Re: A New/Old code Just For Fun

On Jul 23, 11:06 am, Paulo Marques <pmarq...@xxxxxxxxxxxx> wrote:

It should be something like: sum_for_all_words(frequency * code_letters)
/ sum_for_all_words(frequency). I.e. the total number of letters used to
encode the corpus divided by to total number of words. This should give
the average letters per word used to encode the complete corpus.

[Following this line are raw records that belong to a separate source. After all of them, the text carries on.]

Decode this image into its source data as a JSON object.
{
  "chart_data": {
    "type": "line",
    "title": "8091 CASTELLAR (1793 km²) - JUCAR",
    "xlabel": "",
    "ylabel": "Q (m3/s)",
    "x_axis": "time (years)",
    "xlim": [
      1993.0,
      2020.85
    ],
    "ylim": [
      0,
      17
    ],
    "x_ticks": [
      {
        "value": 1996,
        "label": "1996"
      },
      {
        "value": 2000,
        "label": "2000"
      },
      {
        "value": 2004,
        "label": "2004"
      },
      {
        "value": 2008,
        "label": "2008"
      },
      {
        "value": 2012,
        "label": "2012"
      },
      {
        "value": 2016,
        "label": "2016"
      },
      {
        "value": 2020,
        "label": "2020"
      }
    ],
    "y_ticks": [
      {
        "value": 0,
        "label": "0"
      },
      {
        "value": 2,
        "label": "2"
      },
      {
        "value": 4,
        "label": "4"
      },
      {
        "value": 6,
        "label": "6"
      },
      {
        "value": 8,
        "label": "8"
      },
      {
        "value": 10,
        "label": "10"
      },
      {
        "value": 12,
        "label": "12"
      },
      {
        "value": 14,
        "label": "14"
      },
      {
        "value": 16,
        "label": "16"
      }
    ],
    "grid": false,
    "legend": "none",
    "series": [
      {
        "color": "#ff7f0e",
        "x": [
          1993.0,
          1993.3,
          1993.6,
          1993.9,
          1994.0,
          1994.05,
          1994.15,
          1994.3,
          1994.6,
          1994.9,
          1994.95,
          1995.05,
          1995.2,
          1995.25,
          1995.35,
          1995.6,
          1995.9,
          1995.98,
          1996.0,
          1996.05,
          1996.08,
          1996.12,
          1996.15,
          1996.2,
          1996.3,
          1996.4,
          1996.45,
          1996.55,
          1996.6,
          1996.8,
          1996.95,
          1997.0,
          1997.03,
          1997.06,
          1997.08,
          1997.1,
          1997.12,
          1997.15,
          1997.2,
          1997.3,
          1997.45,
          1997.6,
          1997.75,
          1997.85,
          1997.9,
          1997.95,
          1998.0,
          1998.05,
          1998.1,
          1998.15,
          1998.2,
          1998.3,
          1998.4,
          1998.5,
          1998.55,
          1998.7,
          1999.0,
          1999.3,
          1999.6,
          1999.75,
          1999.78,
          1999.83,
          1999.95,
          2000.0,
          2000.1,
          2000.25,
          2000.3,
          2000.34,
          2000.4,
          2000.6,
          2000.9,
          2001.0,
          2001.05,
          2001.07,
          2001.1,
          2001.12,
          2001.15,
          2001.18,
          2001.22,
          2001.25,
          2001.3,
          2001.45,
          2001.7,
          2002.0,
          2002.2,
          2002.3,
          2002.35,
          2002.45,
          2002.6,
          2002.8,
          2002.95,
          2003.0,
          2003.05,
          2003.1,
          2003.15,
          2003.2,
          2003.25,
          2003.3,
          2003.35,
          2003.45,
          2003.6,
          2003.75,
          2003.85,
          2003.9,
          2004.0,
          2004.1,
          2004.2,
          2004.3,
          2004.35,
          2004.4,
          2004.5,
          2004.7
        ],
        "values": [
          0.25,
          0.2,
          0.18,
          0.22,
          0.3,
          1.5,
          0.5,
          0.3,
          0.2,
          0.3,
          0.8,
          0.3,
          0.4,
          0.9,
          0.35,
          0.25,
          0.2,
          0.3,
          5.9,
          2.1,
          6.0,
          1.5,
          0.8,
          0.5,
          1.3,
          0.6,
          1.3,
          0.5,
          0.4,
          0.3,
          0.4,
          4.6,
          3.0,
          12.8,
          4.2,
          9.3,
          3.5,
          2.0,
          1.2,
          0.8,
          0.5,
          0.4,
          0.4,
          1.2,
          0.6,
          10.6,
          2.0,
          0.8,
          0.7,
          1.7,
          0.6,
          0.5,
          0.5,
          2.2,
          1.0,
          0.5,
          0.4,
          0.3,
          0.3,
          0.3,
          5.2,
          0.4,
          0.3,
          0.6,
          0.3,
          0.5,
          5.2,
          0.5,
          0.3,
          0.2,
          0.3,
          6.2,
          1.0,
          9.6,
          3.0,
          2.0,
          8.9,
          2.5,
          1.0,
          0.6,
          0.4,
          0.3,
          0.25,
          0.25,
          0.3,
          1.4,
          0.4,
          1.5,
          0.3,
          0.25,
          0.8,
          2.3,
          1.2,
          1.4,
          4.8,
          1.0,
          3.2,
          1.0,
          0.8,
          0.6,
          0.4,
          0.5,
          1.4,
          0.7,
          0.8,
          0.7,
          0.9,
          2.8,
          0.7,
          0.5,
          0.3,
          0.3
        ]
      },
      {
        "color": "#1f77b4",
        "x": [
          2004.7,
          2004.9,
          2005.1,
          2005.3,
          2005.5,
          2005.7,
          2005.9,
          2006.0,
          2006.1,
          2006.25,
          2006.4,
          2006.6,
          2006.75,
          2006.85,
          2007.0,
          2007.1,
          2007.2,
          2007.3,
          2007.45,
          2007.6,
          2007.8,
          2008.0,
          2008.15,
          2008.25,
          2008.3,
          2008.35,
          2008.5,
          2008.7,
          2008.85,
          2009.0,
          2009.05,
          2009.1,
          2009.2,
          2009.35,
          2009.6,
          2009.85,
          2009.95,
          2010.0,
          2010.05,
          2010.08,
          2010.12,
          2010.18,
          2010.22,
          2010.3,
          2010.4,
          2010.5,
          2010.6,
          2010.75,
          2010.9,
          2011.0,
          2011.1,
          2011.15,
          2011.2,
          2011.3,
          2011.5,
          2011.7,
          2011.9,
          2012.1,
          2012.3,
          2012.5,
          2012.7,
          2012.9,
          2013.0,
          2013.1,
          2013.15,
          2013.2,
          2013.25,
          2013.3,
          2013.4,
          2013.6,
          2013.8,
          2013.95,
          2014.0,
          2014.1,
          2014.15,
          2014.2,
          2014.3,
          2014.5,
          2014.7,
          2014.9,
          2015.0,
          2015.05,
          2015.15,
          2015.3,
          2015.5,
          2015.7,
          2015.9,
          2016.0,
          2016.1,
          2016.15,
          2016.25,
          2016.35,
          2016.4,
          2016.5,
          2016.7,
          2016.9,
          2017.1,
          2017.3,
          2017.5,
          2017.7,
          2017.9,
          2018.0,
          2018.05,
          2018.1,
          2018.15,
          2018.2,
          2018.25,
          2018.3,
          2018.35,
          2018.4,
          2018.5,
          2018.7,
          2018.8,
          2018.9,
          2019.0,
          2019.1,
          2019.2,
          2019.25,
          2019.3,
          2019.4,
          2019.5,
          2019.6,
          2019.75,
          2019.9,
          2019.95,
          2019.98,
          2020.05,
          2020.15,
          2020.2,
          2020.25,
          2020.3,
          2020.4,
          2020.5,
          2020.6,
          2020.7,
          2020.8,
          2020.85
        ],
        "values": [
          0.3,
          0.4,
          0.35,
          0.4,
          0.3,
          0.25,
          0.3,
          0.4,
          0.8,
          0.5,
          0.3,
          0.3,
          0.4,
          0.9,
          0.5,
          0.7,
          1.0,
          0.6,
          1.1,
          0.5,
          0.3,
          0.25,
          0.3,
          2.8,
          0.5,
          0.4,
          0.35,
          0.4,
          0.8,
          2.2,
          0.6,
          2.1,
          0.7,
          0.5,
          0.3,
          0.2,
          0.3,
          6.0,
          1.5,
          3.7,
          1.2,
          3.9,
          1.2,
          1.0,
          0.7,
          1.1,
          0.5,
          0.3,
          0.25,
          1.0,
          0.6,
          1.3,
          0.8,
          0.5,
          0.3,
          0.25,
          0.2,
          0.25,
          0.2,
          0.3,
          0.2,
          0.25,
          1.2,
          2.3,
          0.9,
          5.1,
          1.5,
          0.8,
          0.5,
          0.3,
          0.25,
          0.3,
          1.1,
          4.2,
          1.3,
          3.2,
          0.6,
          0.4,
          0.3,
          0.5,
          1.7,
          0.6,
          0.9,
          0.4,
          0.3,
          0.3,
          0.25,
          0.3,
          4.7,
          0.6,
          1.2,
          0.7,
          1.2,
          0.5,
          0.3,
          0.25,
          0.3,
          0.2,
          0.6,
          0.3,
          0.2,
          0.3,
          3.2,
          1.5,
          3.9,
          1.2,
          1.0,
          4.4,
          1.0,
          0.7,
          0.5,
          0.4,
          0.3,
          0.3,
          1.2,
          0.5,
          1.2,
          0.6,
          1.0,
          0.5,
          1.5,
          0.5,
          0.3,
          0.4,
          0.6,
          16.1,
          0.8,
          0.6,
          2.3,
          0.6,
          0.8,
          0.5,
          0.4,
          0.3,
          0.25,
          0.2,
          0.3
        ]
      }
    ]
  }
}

If you need help debugging the code, you can send it to me privately.
I'm usually good at spotting other people's bugs. I just wish I could
use that superpower for my own programs :(

I found it. In my recursive display function I misplaced one line of
code so I was taking "strlen( tag )* lpScan->weight" before I appended
the final letter for this branch to the tag, so I ended up counting
the length of all the tags as one less than they should have been. I
fixed that and got:

Total Words 1075617
Total Letters 2321741
Average letters per word 2.16

SO overall, Huffman gets 2.16 vs my hand-made 2.35, or 8% improvement.

But more important, I learned a lot by doing this exercise. :)

BTW: as an alternative for making pronounceable codes, I discovered
the best approach is to build codes purely out of consonants, and then
add any old vowels you please when you use the codes. The human ear is
better at picking harmonious vowels than any program could be. So PTN
could be pronounced "patuma", or "aputiamu", or whatever you like,
without disturbing the self-segregating property. Adding a few rules
like "X" = "sh", "C" = "ch", and "Q"="th" makes even oddballs like XQ,
and CCN easy: "shathu", "chachani". Move over Apache Code Talkers. You
have met your match. :)